The Science and Politics of Global Climate Change

The Science and Politics of Global Climate Change: A Guide to the Debate, 3rd Edition, by A. E. Dessler and E. A. Parson, Cambridge University Press, 2020, 278 pp.

Our global response to climate change remains insufficient despite regular, and increasingly urgent, warnings from the scientific community about the global impacts, especially if warming exceeds 1.5°C. Although there is some uncertainty about the extent to which our natural world will change as a result of the climate changing, there is wide scientific consensus that the climate is changing. The existing challenge is therefore not related to knowledge, but to knowing how to translate that knowledge into political action.

In this third edition of The Science and Politics of Global Climate Change, A. E. Dessler and E. A. Parson masterfully consider the interaction science and politics as it relates to climate action. They outline three factors that make climate change more difficult to address than previous environmental challenges. First, climate change is a slow process that requires long-term planning, which is not immune to changes in local and national politics. Second, they highlight the tradeoff between environment and economics, noting that the necessary reduction in greenhouse gas emissions will require transitioning away from fossil fuels and may have, at least short-term, impacts on economies around the world. Third, uncertainty about the impacts of climate change makes it easy to misunderstand and miscommunicate the seriousness of the problem.

Chapter One starts by introducing the science of climate change and, more specifically, describing climate, the Earth’s energy balance, the greenhouse gas effect, the role of feedbacks and climate forcings, and the impact of humans on the climate. It also provides a brief overview of climate change policy, starting from the late 1980s and 1990s through the 2015 Paris Agreement (and the United States’ temporary withdrawal under Donald Trump).

Chapter Two summarizes the scientific and political debates on climate change, their differences and how they interact. Interestingly, Dessler and Parson approach this by differentiating between positive and normative statements made in the climate debate, describing the scientific process as a collective endeavor with peer review rather than an abstract, rational process, and by highlighting the potential conflict that emerges when science is used/misused to support contradictory political positions. This is a very thoughtful approach to the climate debate as it extends beyond the science and introduces readers to the complexity of integrating science into policy.

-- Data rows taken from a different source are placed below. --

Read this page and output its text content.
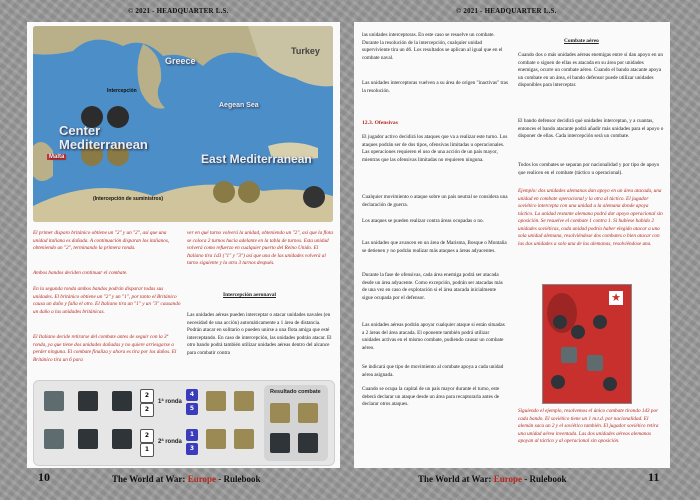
© 2021 - HEADQUARTER L.S.	© 2021 - HEADQUARTER L.S.
Greece
Turkey
Aegean Sea
Center Mediterranean
East Mediterranean
Malta
Intercepción
(Intercepción de suministros)

El primer disparo británico obtiene un "2" y un "2", así que una unidad italiana es dañada. A continuación disparan los italianos, obteniendo un "2", terminando la primera ronda.

Ambos bandos deciden continuar el combate.

En la segunda ronda ambos bandos podrán disparar todas sus unidades. El británico obtiene un "2" y un "1", por tanto el Británico causa un daño y falla el otro. El Italiano tira un "1" y un "3" causando un daño a las unidades británicas.

El Italiano decide retirarse del combate antes de seguir con la 3ª ronda, ya que tiene dos unidades dañadas y no quiere arriesgarse a perder ninguna. El combate finaliza y ahora es tira por los daños. El Británico tira un 6 para

ver en qué turno volverá la unidad, obteniendo un "2", así que la flota se coloca 2 turnos hacia adelante en la tabla de turnos. Esta unidad volverá como refuerzo en cualquier puerto del Reino Unido. El Italiano tira 1d3 ("1" y "3") así que una de las unidades volverá al turno siguiente y la otra 3 turnos después.

Intercepción aeronaval

Las unidades aéreas pueden interceptar o atacar unidades navales (en necesidad de una acción) automáticamente a 1 área de distancia. Podrán atacar en solitario o pueden unirse a una flota amiga que esté interceptando. En caso de intercepción, las unidades podrán atacar. El otro bando podrá también utilizar unidades aéreas dentro del alcance para combatir contra

2
2
4
5
1ª ronda
2
1
1
3
2ª ronda
Resultado combate

las unidades interceptoras. En este caso se resuelve un combate. Durante la resolución de la intercepción, cualquier unidad superviviente tira un d6. Los resultados se aplican al igual que en el combate naval.

Las unidades interceptoras vuelven a su área de origen "inactivas" tras la resolución.

12.3. Ofensivas

El jugador activo decidirá los ataques que va a realizar este turno. Los ataques podrán ser de dos tipos, ofensivas limitadas u operacionales. Las operaciones requieren el uso de una acción de un país mayor, mientras que las ofensivas limitadas no requieren ninguna.

Cualquier movimiento o ataque sobre un país neutral se considera una declaración de guerra.

Los ataques se pueden realizar contra áreas ocupadas o no.

Las unidades que avancen en un área de Marisma, Bosque o Montaña se detienen y no podrán realizar más ataques a áreas adyacentes.

Durante la fase de ofensivas, cada área enemiga podrá ser atacada desde un área adyacente. Como excepción, podrán ser atacadas más de una vez en caso de explotación si el área atacada inicialmente sigue ocupada por el defensor.

Las unidades aéreas podrán apoyar cualquier ataque si están situadas a 2 áreas del área atacada. El oponente también podrá utilizar unidades activas en el mismo combate, pudiendo causar un combate aéreo.

Se indicará que tipo de movimiento al combate apoya a cada unidad aérea asignada.

Cuando se ocupa la capital de un país mayor durante el turno, este deberá declarar un ataque desde un área para recapturarla antes de declarar otros ataques.

Combate aéreo

Cuando dos o más unidades aéreas enemigas entre sí dan apoyo en un combate o siguen de ellas es atacada en su área por unidades enemigas, ocurre un combate aéreo. Cuando el bando atacante apoya un combate en un área, el bando defensor puede utilizar unidades disponibles para interceptar.

El bando defensor decidirá qué unidades interceptan, y a cuantas, entonces el bando atacante podrá añadir más unidades para el apoyo o disponer de ellas. Cada intercepción será un combate.

Todos los combates se separan por nacionalidad y por tipo de apoyo que realicen en el combate (táctico u operacional).

Ejemplo: dos unidades alemanas dan apoyo en un área atacada, una unidad en combate operacional y la otra al táctico. El jugador soviético intercepta con una unidad a la alemana donde apoya táctico. La unidad restante alemana podrá dar apoyo operacional sin oposición. Se resuelve el combate 1 contra 1. Si hubiese habido 2 unidades soviéticas, cada unidad podría haber elegido atacar a una sola unidad alemana, resolviéndose dos combates o bien atacar con las dos unidades a solo una de las alemanas, resolviéndose una.

★

Siguiendo el ejemplo, resolvemos el único combate tirando 1d3 por cada bando. El soviético tiene un 1 m.t.d. por nacionalidad. El alemán saca un 2 y el soviético también. El jugador soviético retira una unidad aérea inventada. Las dos unidades aéreas alemanas apoyan al táctico y al operacional sin oposición.

10	The World at War: Europe - Rulebook	The World at War: Europe - Rulebook	11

Chapter Three, which focuses on the impacts of humans on the climate, is organized around four questions: (i) Is the climate changing? (ii) Are human activities responsible? (iii) What further climate changes are likely? and (iv) What will the impacts be? Dessler and Parson also consider natural processes (e.g., tectonic processes, variations in Earth’s orbit, solar variability and internal variability of the climate system) that affect climate, but explain that these do not explain the extent to which the climate is changing. They end the chapter by considering, and rebutting, two contrary claims for anthropogenic climate change. More specifically, they explain and dismiss the misinformed and pervasive counterarguments that global warming is not happening and that the climate has always changed and therefore should not be a concern.

In Chapter Four, Dessler and Parson turn to climate change action–focusing on mitigation, adaptation and climate engineering. In each of these discussions, the politics surrounding the feasibility of future action is considered alongside the science. For example, they point to nuclear power as a significant potential zero-emission source of energy, while also recognizing the existing political opposition to nuclear energy and the risk that expanding fission could lead to increased opportunities for “sabotage, terrorism, or diversion for weapons.” They also consider subnational, national and global policies that could promote mitigation, weighing the benefits and limitations of different types of policies (e.g., market-based policies such as cap and trade systems versus regulatory policies) before describing two possible approaches to climate engineering, or the act of manipulating the climate system to reduce the impacts of greenhouse gases. They conclude the chapter with a recognition that effective climate action will require all three interventions–mitigation to reduce the effects of climate change, adaptation to reduce the impacts and continued study of climate engineering in case the first two interventions are insufficient.

The final chapter summarizes climate policy in 2019 and outlines a path forward. Interestingly, the authors warn against waiting for global consensus on climate change and suggest that piecemeal national and subnational mitigation may be the best we can hope for in today’s political climate.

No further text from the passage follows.